At last the woman gave herself up to him in complete and entire abandonment without fear and without reproach; and at last the man took what was his own without the shadow of a reservation. She shrank from no pressure of his arms, she turned her face away from no touch of his lips. They two had proved their right to surrender by their ability to conquer.
Speech was hardly necessary between them and it was not for a long time that coherent words came. Little murmurs of endearment, little passionate whispers of a beloved name—these were enough then.
When he could find strength to deny himself a little and to hold her at arm's length and look at her, he found her paler, thinner and more delicate than when he had seen her in the mountains. She had on some witching creation of pale blue and silver, he didn't know what it was, he didn't care, it made her only more like an angel to him than ever. She found him, too, greatly changed and highly approved the alterations in his appearance.
"Why, Will," she said at last, "I never realized what a handsome man you were."
He laughed at her.
"I always knew you were the most beautiful woman on earth."

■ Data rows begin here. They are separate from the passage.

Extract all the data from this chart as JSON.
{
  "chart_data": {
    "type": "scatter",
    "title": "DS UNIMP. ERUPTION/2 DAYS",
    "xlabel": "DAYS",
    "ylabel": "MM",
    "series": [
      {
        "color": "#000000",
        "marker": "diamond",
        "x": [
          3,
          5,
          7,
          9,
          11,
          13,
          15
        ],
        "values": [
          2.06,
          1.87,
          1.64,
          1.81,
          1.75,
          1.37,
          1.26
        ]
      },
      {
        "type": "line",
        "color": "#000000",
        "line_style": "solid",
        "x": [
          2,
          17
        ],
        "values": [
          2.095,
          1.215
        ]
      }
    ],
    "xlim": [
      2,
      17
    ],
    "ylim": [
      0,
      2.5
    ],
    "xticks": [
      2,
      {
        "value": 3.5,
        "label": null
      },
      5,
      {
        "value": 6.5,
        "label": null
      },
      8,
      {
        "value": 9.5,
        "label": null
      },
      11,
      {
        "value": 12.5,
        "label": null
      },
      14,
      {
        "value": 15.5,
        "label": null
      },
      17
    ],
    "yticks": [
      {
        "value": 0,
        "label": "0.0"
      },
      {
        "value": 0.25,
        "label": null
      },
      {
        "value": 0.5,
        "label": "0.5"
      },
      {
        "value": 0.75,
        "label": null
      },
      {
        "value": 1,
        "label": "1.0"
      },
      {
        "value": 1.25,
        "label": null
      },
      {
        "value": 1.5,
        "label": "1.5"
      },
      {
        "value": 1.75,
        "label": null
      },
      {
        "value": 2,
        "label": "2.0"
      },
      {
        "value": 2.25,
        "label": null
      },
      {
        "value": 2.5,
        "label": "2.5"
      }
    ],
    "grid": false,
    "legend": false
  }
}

"Oh, yes, doubtless when I was the only one."
"And if there were millions you would still be the only one. But it isn't for your beauty alone that I love you. You knew all the time that my fight against loving you was based upon a misinterpretation, a mistake; you didn't tell me because you were thoughtful of a poor dead woman."
"Should I have told you?"
"No. I have thought it all out: I was loyal through a mistake but you wouldn't betray a dead sister, you would save her reputation in the mind of the one being that remembered her, at the expense of your own happiness. And if there were nothing else I could love you for that."